12 Eylül'de ara kararlar

12 Eylül darbesine ilişkin davada ara karar verildi: Kenan Evren ve Tahsin Şahinkaya'nın mal varlıkları araştırılacak. Erdal Eren'in de ailesinin aralarında bulunduğu kişilerin yakınlarının müdahillik talepleri kabul edildi.

Yayınlanma: 11.05.2012 - 12:37
Abone Ol google-news

12 Eylül darbesine ilişkin davaya bakan mahkeme heyeti, verdiği 1,5 saatlik aranın ardından kararları açıkladı. Mahkeme, Evren ve Şahinkaya’nın eş ve çocuklarının mal varlıklarının araştırılması için ilgili kurumlara yazı gönderilmesine karar verirken, sanıkların mal varlıklarına tedbir konulması talebini ise reddetti. Ayrıca dönemin milletvekili Cüneyt Canver’in 1986’da sanık Şahinkaya verdiği yolsuzluk önergesi ile ilgili belgelerin gönderilmesi için TBMM’ye müzzere yazılacak.

Müdahillik kriteri suç tarihi

Mahkeme müdahillik talepleriyle ilgili karar vermeden önce, tutanağa iddianamede suç tarihinin Fahri Korutürk’e uyarı mektubunun verildiği 2 Ocak 1980 ile, TBMM Başbanlık Divanı’nın oluşturulduğu 6 Aralık 1983 arasını kapsadığına dikkat çekti. Mahkeme bu nedenle, söz konusu tarihlerden önce ve sonra mağdur olan kişi ve derneklerin taleplerinin reddedilmesine karar verdi.  Suç tarihlerinden sonra kurulan BDP, İnsan Hakları Derneği (İHD), BBP, Devrimci 78’liler Federasyonu, EDP’nin arasında bulunduğu 21 dernek ve partinin müdahilik talebi reddedildi.

Oğul Türkeş de müdahil

Tüzel kişiler olarak Diyarbakır, Mersin ve Muğla Baroları, TÖBDER, Ülkü Ocakları Eğiti ve Kültür Vakfı, Çağdaş Hukukçular Derneği’nin, bireysel olarak da dönemen MHP Genel Başkanı Alparslan Türkeş’in oğlu Ahmet Kutalmış Türkeş’in (Şuan AKP milletvekili) ve Baskın Oran’ın arasında bulunduğu 8 kişinin müdahillik talebi kabul edildi.

Erdal Eren’ler müdahil

12 Eylül darbesinden sonra “TBMM kararı olmaksızın” idam edilenlerden Erdal Eren, Serdar Soyergin, Necati Vardır, Veysel Güney, Ramazan Yukarıgöz, Mustafa Özenç, Cengiz Baktemur, Ömer Yazgan, Halil Esendağ’ın yakınlarının müdahillikleri “suçtan zarar görmüş olma ihtimali ve usulüne uygun olarak yapılan talep doğrultusunda” kabul edilmesine karar verildi. Darbe sonrasında işkence gördükleri iddiasıyla ilgili olarak Erdem Şenocak, Ali Sarıbal, Zeynep Abidin Ceylan, Satılmış Şahin, Hasan Asker Özmen, Abdullah Gülbudak’ın yakınlarının katılma talepleri de kabul edildi.

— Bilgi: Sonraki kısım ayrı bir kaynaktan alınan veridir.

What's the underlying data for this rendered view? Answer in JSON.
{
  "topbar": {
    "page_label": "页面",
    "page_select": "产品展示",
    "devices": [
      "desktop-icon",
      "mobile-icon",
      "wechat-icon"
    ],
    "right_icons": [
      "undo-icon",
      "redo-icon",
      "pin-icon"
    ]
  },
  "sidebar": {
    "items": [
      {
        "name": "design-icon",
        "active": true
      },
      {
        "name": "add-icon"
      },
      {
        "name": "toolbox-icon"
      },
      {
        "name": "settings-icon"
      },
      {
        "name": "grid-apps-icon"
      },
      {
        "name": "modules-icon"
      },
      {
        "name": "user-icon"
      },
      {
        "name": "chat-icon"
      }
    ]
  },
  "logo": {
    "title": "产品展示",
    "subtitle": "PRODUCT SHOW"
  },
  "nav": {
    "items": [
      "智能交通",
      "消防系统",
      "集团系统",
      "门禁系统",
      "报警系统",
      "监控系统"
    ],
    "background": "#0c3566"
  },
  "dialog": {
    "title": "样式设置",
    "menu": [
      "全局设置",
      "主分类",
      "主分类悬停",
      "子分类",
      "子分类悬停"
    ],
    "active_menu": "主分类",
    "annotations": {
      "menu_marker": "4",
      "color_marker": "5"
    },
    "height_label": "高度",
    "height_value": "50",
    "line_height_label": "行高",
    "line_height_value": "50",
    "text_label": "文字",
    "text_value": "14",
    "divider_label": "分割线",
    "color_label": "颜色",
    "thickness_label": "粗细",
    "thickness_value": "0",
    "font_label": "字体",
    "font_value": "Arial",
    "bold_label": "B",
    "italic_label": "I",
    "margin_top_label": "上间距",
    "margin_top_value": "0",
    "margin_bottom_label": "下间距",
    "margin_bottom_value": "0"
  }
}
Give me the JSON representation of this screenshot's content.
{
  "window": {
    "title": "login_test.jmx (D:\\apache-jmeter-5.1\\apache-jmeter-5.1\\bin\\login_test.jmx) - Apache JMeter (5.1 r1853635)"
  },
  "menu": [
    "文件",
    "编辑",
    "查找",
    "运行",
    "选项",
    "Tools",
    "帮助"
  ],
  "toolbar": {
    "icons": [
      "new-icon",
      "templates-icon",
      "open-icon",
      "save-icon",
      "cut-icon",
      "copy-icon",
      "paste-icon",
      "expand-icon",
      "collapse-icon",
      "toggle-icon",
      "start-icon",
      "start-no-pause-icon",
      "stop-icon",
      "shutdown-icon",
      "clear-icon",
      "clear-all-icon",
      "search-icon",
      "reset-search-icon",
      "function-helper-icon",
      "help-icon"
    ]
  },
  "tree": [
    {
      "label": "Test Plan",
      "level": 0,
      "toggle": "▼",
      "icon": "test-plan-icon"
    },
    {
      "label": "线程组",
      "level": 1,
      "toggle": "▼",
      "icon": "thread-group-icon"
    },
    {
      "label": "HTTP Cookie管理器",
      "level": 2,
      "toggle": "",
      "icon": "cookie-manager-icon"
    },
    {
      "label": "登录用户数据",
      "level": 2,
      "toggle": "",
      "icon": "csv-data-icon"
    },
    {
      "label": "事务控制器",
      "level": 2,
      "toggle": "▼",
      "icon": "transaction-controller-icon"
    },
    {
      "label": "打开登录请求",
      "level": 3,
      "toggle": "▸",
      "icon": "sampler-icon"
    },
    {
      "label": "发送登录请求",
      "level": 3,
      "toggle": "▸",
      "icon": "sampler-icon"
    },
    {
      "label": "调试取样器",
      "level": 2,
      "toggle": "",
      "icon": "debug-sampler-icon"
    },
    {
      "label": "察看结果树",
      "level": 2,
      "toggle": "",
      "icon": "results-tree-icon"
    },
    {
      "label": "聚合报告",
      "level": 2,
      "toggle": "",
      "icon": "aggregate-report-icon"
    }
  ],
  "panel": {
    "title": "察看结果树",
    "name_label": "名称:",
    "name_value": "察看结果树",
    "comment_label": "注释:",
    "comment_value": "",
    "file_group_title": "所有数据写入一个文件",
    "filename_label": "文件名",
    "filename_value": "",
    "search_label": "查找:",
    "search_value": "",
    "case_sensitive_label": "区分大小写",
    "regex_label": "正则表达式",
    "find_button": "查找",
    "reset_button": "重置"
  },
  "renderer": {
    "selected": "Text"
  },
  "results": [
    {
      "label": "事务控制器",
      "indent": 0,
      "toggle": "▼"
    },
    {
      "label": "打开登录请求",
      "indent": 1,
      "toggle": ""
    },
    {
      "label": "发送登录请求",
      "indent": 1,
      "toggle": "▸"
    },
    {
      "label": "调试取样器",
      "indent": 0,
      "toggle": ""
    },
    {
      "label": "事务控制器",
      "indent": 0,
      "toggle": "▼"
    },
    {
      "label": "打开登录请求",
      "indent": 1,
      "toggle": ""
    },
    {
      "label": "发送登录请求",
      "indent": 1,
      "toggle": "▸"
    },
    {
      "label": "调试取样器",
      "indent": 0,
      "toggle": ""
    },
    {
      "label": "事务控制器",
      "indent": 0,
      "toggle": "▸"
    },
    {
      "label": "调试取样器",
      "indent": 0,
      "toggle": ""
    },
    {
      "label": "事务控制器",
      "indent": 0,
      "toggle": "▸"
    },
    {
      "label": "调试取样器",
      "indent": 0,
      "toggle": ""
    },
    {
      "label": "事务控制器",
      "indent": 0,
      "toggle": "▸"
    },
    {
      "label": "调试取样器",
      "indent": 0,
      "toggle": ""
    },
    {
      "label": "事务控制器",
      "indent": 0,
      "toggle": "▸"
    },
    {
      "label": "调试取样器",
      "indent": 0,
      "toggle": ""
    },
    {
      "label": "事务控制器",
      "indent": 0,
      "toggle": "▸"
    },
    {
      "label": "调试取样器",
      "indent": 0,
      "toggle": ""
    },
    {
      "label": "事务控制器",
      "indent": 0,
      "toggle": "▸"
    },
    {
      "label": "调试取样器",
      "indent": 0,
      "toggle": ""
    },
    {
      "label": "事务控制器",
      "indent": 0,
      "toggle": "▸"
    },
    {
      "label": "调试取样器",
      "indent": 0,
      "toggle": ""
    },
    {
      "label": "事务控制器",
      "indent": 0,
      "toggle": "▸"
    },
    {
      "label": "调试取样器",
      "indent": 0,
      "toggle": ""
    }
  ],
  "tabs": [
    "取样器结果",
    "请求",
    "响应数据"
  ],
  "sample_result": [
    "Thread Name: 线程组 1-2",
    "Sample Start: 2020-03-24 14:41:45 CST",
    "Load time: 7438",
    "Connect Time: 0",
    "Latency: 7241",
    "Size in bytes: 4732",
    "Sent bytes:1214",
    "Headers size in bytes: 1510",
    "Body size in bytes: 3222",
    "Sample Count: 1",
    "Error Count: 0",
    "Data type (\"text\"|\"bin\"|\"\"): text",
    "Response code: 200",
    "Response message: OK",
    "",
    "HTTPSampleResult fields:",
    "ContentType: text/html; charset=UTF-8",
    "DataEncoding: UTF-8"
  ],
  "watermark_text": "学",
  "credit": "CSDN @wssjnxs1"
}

Mahkeme, bu koşulları taşımayan ve gerekli belgeleri sunmayan diğer özel kişilere ilişkin müdahale taleplerini ise reddetti. Katılma talepleri reddedilen isimler arasında 1980 öncesi öldürülen gazeteci yazar Abdi İpekçi, sosyolog-yazar Cavit Orhan Tütengil ve savcı Doğan Öz’ün aileleri de yer aldı. Oysa bu cinayetler, 12 Eylül iddianamesine de girmiş ve darbeye zemin hazırlayan olaylar olarak nitelendirilmişti. Ülkü Ocakları’nın müdahillik talebi kabul eden mahkemenin,  ülkücü Mehmet Ali Ağca’nın öldürdüğü İpekçi ailesinin başvurusunu reddetmesi dikkat çekti. 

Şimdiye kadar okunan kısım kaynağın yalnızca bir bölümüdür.